There are two problems with this: first, the contradictory juxtaposition of academic freedom and a ban on professors because of their national origin; and second, a point repeatedly mentioned by the student leaders, the fact that the event has nothing to do with the free exchange of ideas. Instead, it is a heavy-handed promotion of only one side of an extremely divisive issue.
According to Jeremy Thompson, the school’s official spokesperson, the Brooklyn College administration supports the political science department’s decision to engage in this event as it supports the right of “every department, faculty member and student group to choose what events they want to be associated with.” However, Thompson said, the school itself is not endorsing the event. Thompson explained that the school’s official position is not to endorse the views of any speaker at a school event. When pressed, Thompson agreed that even if President Obama were speaking at a BC event, the administration would not support or endorse that event.
In contrast, the political science department is not only sponsoring the event, it has publicly and officially endorsed the views of the speakers. Thompson was quoted in the New York Post on Sunday, saying that just because the political science department is sponsoring the event, it does not necessarily mean it is endorsing the event. But the day after that article aired, Thompson told The Jewish Press, all the flyers and notices for the event were changed to reflect those who had been previously listed as “sponsors” to being listed as “endorsers.” Got it.
From the time the story of the Brooklyn College pro-BDS event broke, most of those quoted or publicly speaking out have been trustees or professors or pro-Israel professionals. By and large, the focus of those outside of the student world is that the BDS event should not be held at Brooklyn College at all. Most agree that the BDS movement, and in particular the two speakers, Barghouti and Butler, are not content with merely criticizing Israel, but rather want Israel to disappear as a Jewish State.
Jeffrey Wiesenfeld, a trustee of the City Univerity of New York system, of which Brooklyn College is a part, penned a scorching opinion piece in the Algemeiner.

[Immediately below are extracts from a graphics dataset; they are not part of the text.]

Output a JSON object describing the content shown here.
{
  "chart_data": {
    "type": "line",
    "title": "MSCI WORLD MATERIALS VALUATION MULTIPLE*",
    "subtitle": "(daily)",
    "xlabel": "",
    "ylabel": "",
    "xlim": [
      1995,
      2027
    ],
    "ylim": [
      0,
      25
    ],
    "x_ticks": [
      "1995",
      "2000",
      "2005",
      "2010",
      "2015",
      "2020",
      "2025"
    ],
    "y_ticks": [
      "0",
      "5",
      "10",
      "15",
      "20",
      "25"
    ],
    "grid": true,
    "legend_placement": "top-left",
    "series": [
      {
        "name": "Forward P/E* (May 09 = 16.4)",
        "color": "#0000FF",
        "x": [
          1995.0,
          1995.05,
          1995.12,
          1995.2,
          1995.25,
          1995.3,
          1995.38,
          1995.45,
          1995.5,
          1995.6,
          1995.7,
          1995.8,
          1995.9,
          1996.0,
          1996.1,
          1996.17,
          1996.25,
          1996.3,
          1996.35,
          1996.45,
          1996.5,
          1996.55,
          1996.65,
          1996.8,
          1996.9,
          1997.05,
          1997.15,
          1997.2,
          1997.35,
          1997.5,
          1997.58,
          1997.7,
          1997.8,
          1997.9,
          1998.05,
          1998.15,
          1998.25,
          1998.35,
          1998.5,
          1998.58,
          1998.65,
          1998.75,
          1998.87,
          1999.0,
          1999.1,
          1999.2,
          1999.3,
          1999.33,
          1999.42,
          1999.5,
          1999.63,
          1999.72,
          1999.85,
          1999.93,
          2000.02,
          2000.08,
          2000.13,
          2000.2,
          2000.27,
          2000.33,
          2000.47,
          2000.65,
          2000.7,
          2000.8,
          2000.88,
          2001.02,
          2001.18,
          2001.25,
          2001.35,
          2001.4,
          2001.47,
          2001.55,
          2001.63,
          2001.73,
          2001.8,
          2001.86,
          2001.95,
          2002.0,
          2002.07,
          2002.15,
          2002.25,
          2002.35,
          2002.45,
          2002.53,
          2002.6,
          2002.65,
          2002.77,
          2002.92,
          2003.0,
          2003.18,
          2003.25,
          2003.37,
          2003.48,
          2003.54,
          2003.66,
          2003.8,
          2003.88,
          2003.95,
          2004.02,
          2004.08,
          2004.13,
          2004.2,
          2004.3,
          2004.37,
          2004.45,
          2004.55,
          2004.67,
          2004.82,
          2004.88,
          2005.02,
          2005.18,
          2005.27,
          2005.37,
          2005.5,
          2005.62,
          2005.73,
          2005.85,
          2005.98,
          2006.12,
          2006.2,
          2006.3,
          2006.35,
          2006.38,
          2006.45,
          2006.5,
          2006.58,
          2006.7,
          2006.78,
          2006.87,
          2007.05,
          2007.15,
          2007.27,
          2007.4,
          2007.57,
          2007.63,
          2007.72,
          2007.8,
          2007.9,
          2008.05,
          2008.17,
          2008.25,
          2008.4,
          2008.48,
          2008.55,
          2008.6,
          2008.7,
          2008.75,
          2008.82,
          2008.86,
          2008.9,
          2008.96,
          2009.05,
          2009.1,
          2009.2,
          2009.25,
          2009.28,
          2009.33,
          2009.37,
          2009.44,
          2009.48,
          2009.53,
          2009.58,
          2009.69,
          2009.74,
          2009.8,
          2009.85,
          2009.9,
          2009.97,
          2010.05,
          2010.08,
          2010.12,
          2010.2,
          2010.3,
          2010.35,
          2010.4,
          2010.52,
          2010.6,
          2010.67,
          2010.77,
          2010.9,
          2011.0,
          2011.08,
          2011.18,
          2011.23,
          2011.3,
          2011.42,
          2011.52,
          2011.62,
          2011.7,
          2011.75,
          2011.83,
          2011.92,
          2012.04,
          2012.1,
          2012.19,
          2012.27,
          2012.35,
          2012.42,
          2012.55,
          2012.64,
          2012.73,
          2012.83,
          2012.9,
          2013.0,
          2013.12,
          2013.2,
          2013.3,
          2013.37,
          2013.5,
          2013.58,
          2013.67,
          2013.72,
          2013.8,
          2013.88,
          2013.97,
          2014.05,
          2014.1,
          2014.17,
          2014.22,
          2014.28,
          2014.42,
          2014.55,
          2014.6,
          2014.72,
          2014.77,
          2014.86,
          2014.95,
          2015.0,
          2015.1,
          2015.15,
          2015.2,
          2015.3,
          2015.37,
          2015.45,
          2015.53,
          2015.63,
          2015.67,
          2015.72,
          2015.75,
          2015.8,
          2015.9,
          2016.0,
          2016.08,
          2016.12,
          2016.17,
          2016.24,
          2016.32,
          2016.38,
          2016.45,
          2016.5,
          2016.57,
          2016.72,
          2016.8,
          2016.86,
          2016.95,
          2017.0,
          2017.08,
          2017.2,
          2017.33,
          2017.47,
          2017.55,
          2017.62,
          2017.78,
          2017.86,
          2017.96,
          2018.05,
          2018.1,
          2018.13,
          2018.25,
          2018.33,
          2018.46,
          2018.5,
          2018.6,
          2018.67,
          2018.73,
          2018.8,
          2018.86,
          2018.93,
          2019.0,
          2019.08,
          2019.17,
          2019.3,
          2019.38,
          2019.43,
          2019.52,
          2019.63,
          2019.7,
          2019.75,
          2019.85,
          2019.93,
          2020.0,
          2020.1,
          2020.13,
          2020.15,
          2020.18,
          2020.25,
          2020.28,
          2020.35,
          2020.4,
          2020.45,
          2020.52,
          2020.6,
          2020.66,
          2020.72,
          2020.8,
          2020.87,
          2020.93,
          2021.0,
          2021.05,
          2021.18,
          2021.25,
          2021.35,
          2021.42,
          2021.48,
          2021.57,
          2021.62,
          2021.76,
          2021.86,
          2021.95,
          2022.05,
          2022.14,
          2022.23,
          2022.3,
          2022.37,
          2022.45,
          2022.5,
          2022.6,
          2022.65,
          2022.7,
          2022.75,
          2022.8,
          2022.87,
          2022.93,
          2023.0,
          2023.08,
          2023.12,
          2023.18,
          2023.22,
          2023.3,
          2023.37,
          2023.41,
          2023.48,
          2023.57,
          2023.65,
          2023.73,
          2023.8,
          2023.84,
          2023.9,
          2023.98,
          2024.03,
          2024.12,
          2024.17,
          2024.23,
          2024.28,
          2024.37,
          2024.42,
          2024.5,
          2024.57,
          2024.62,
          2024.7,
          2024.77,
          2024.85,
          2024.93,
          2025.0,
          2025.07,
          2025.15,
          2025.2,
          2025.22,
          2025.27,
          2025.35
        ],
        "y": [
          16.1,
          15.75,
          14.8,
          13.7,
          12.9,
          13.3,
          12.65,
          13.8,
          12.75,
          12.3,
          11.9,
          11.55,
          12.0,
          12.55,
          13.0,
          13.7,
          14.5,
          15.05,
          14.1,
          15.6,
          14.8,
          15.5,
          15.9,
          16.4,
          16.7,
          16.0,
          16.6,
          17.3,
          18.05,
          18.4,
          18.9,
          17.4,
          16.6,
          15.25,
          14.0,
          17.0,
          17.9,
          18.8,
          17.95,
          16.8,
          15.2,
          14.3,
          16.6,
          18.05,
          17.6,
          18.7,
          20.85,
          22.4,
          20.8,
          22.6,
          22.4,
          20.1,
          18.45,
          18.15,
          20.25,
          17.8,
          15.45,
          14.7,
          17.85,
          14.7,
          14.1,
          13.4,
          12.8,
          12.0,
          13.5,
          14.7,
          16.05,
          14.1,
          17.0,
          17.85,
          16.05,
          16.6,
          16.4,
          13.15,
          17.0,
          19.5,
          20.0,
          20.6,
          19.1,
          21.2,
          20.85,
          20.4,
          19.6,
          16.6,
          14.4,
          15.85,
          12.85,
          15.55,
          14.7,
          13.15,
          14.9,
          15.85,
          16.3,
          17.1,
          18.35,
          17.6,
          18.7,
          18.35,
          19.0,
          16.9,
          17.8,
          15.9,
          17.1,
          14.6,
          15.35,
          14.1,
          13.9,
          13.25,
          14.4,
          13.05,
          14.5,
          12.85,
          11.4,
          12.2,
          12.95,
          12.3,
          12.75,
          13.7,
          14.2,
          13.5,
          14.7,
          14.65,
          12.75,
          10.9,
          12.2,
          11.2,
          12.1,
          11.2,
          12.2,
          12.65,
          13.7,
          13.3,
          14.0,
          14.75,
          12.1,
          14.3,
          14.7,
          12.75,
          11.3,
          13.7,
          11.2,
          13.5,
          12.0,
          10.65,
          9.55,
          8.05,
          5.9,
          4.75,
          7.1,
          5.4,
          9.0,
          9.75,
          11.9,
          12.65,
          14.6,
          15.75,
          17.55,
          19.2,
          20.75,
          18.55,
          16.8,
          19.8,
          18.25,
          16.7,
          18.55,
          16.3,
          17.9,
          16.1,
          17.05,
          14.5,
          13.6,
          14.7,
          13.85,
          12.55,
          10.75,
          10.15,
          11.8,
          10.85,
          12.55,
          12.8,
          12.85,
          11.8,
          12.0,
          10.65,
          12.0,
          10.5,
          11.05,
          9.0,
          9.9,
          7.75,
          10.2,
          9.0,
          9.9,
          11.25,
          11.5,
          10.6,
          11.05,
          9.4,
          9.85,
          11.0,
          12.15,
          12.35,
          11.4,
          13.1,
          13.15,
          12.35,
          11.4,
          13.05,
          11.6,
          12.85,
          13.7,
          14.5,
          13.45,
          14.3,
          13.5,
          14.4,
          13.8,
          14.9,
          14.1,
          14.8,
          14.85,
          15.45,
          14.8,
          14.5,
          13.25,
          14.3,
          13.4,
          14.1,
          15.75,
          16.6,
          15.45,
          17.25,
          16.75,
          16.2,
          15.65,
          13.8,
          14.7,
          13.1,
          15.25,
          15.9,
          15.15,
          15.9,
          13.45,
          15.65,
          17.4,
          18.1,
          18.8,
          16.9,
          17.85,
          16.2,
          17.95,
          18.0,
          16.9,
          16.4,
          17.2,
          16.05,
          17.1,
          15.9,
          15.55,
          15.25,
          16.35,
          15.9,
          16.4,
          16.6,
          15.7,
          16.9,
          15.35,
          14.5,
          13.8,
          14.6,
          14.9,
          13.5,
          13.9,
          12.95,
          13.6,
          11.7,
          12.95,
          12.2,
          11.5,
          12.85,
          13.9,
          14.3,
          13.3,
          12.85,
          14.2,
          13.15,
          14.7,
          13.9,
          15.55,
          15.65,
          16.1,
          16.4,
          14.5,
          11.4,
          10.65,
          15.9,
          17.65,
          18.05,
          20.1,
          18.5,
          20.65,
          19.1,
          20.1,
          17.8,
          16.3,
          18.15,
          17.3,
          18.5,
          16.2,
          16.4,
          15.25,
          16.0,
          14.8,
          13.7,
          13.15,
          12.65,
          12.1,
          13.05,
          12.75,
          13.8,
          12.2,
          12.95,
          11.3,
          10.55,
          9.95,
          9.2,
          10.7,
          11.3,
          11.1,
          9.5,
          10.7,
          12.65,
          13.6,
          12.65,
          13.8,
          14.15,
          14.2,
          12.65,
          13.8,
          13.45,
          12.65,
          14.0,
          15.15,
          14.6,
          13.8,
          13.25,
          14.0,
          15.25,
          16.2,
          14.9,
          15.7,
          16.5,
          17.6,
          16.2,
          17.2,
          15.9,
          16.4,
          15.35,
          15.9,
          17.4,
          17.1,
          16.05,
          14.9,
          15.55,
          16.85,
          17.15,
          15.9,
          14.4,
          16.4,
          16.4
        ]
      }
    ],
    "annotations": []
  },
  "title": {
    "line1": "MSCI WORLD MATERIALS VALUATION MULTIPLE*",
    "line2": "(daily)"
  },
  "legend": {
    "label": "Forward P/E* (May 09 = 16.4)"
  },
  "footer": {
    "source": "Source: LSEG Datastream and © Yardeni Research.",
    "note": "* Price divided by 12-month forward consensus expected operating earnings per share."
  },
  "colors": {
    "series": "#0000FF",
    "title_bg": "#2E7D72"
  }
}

It’s headline: “Taxpayer Funded BDS at CUNY is Illegitimate, Racist and Anti-Semitic.”
And Carrie Idler — an adjunct professor in the BC speech and communications department, who attended Brooklyn College, as did her husband, three of her four siblings, as well as her children — took exception to the idea that hosting the event at Brooklyn College is appropriate because it embodies ‘freedom of speech.’”
Idler told The Jewish Press, “boycotting academics is the opposite of free speech. It symbolizes the silencing of people based on their race and religion.” What’s more, she added, “it smacks frightfully of the same intolerance that Jewish Academics met in the early to mid-nineteen thirties throughout Europe as the Nazis rose to power. No one spoke up then, and we know how badly that turned out. I, therefore, know that if I do not speak up now I will be complicit.”